The Philippine economy is expected to continue its strong growth in 2014 and 2015 as it reaps the rewards of improving business confidence and rising investment, says a new Asian Development Bank (ADB) report.
“While growth is forecast to slow from a very strong 2013, the economy will continue delivering well above its recent average growth rate this year,” said ADB’s Deputy Chief Economist Juzhong Zhuang.
“The key challenge is to find ways to turn this strong performance into employment that will help to further reduce poverty and support inclusive growth.”
In its flagship annual economic publication, Asian Development Outlook 2014 (ADO), ADB projects annual gross domestic product (GDP) growth for the Philippines of 6.4% for 2014 and 6.7% for 2015.
The economy grew 7.2% in 2013, above the average growth of 4.7% in 2008-2012.
While private consumption will continue to benefit from remittance inflows and positive consumer sentiment this year, higher inflation and interest rates will likely moderate the pace of growth in consumer spending, according to ADO. Private consumption grew 5.6% in 2013 and accounted for more than half of the increase in GDP.
Rehabilitation and reconstruction in areas hit by natural disasters in 2013 may not have a significant impact on the economy until late in 2014 and 2015, the report says.
The improving business environment created by the achievement in 2013 of investment grade sovereign credit ratings and gains in several global competitiveness indices is expected to support continued growth in investment. Positive business sentiment and increasing foreign direct investment flows bode well for the outlook.
Job creation remains a critical challenge. Government data show nearly 3 million people are unemployed and an additional 7 million are underemployed. To raise employment and reduce poverty, particularly in rural areas, the government is responding with an increase in public investment in infrastructure, agriculture, education, and health. Improving revenues have supported higher spending, particularly in infrastructure.
The manufacturing sector will perform well, underpinned by strong domestic demand and an improvement in exports as demand picks up in the United States and the euro area. Manufacturing grew 10.5% in 2013, double the pace in 2012, but still accounts for a small share of GDP and employment compared with other major economies in the subregion. A stronger manufacturing sector would generate more and better jobs, and manufacturing linked to agriculture would enable the poor in rural areas to rise out of poverty, ADO says.
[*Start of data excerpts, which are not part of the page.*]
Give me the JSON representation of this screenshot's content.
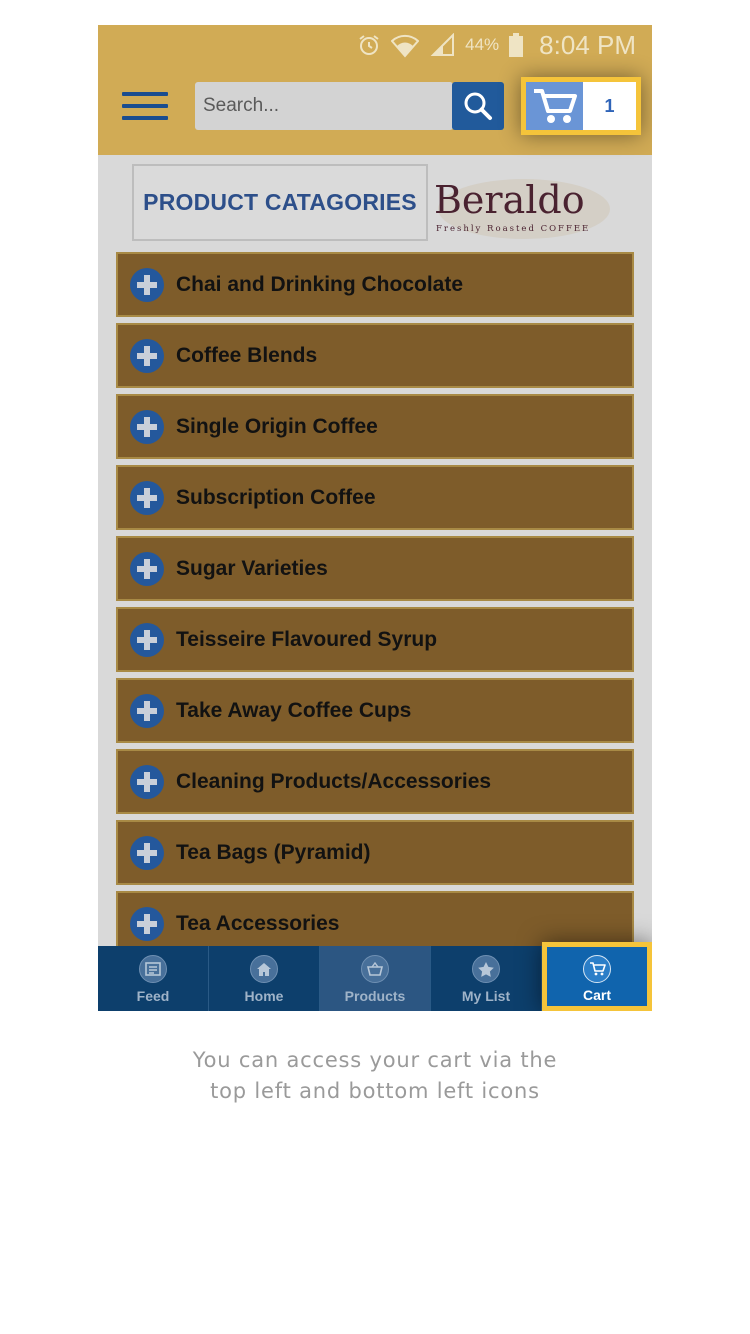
{
  "status_bar": {
    "battery_percent": "44%",
    "time": "8:04 PM",
    "icons": [
      "alarm-icon",
      "wifi-icon",
      "signal-icon",
      "battery-icon"
    ]
  },
  "header": {
    "menu_icon": "hamburger-menu-icon",
    "search": {
      "placeholder": "Search...",
      "value": ""
    },
    "search_button_icon": "search-icon",
    "cart": {
      "icon": "cart-icon",
      "count": "1"
    }
  },
  "category_header": {
    "title": "PRODUCT CATAGORIES",
    "logo": {
      "brand": "Beraldo",
      "tagline": "Freshly Roasted COFFEE"
    }
  },
  "categories": [
    {
      "label": "Chai and Drinking Chocolate"
    },
    {
      "label": "Coffee Blends"
    },
    {
      "label": "Single Origin Coffee"
    },
    {
      "label": "Subscription Coffee"
    },
    {
      "label": "Sugar Varieties"
    },
    {
      "label": "Teisseire Flavoured Syrup"
    },
    {
      "label": "Take Away Coffee Cups"
    },
    {
      "label": "Cleaning Products/Accessories"
    },
    {
      "label": "Tea Bags (Pyramid)"
    },
    {
      "label": "Tea Accessories"
    }
  ],
  "bottom_nav": {
    "items": [
      {
        "label": "Feed",
        "icon": "feed-icon"
      },
      {
        "label": "Home",
        "icon": "home-icon"
      },
      {
        "label": "Products",
        "icon": "basket-icon",
        "selected": true
      },
      {
        "label": "My List",
        "icon": "star-icon"
      },
      {
        "label": "Cart",
        "icon": "cart-icon",
        "highlighted": true
      }
    ]
  },
  "caption": {
    "line1": "You can access your cart via the",
    "line2": "top left and bottom left icons"
  },
  "colors": {
    "header_bg": "#d1ab55",
    "category_bg": "#7e5c2a",
    "accent_blue": "#215a9b",
    "highlight": "#f5c43a",
    "nav_bg": "#0d3f6c"
  }
}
The construction sector is forecast to remain buoyant. Activity will be boosted by the government’s expansion of its 2014 budget for infrastructure to the equivalent of 3% of GDP for projects such as constructing national roads and bridges, rail systems, and ports.
Growth in services, which accounted for 57% of the economy in 2013, will be driven by expansion of the business process outsourcing (BPO) sector and tourism. BPO revenue rose by an estimated 16% to $15.5 billion in 2013, and the number of full-time employees in the industry reached 900,000. Tourist arrivals rose by 10% to 4.7 million in 2013 with revenue up by 15.1% to an estimated $4.4 billion.
The government aims to attract 6.8 million tourists in 2014 and 10 million by 2016.